It's both.
Auto margins are rather small. Software margins are huge.
Anybody can make a car, but the overhead is massive. It's a very tough business.
If only Tesla has the software for Ford's robotaxis, then Tesla gets most of the profits. Only Tesla can make Ford's robotaxi viable.
Even if robotaxi never happens and Tesla is just licensing FSD to Ford, Tesla will still get most of the profit from every car Ford sells. Even if the license cost is only, say, $8K, that's a lot more than Ford makes per car and it's almost 100% profit for Tesla.
Will customers pay an extra $8K for a car that drives itself? I think they will. The cost of an EV is going to come down by more than that in the next few years. And nobody will want a car that you have to drive manually.
Like I said earlier today, this is why selling Windows was a much more profitable business than selling the PCs that Windows runs on. The value is in the software, not the hardware.
But wouldn't that price Tesla out of it entirely? If Tesla is charging so much per vehicle for an OEM to license FSD then why would the OEM bother in the first place? Tesla's pricing has to be fair and equitable or no one will take them up on licensing at all. The OEM's need to make profit to survive as well.

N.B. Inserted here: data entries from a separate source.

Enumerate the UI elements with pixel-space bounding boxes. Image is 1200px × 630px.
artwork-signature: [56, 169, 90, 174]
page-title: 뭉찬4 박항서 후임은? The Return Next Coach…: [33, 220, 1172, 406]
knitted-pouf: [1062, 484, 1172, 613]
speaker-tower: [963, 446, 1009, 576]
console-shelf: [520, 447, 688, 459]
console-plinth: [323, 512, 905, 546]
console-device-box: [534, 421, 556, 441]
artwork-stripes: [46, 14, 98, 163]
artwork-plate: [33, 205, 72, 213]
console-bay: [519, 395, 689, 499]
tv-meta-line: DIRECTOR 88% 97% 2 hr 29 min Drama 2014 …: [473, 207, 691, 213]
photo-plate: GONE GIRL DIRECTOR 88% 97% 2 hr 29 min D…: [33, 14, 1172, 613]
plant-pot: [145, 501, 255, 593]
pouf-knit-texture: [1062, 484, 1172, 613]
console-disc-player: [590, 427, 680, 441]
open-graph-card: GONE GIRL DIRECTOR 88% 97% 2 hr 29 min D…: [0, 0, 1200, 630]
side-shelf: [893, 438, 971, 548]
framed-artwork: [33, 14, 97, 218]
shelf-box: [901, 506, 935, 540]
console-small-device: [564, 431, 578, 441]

Remember Tesla's mission is not to make the most profits possible, it's to transition the world to EV's and sustainable living. Look at how Tesla is folding the OEM's into Supercharging, it isn't super lucrative for Tesla at all, they are going easy on the OEM's without punishing them financially. It would stand to reason FSD licensing will follow the same pattern simply because Tesla likely won't be greedy with it.
Or do most people really think Tesla will fleece the OEM's for huge profits?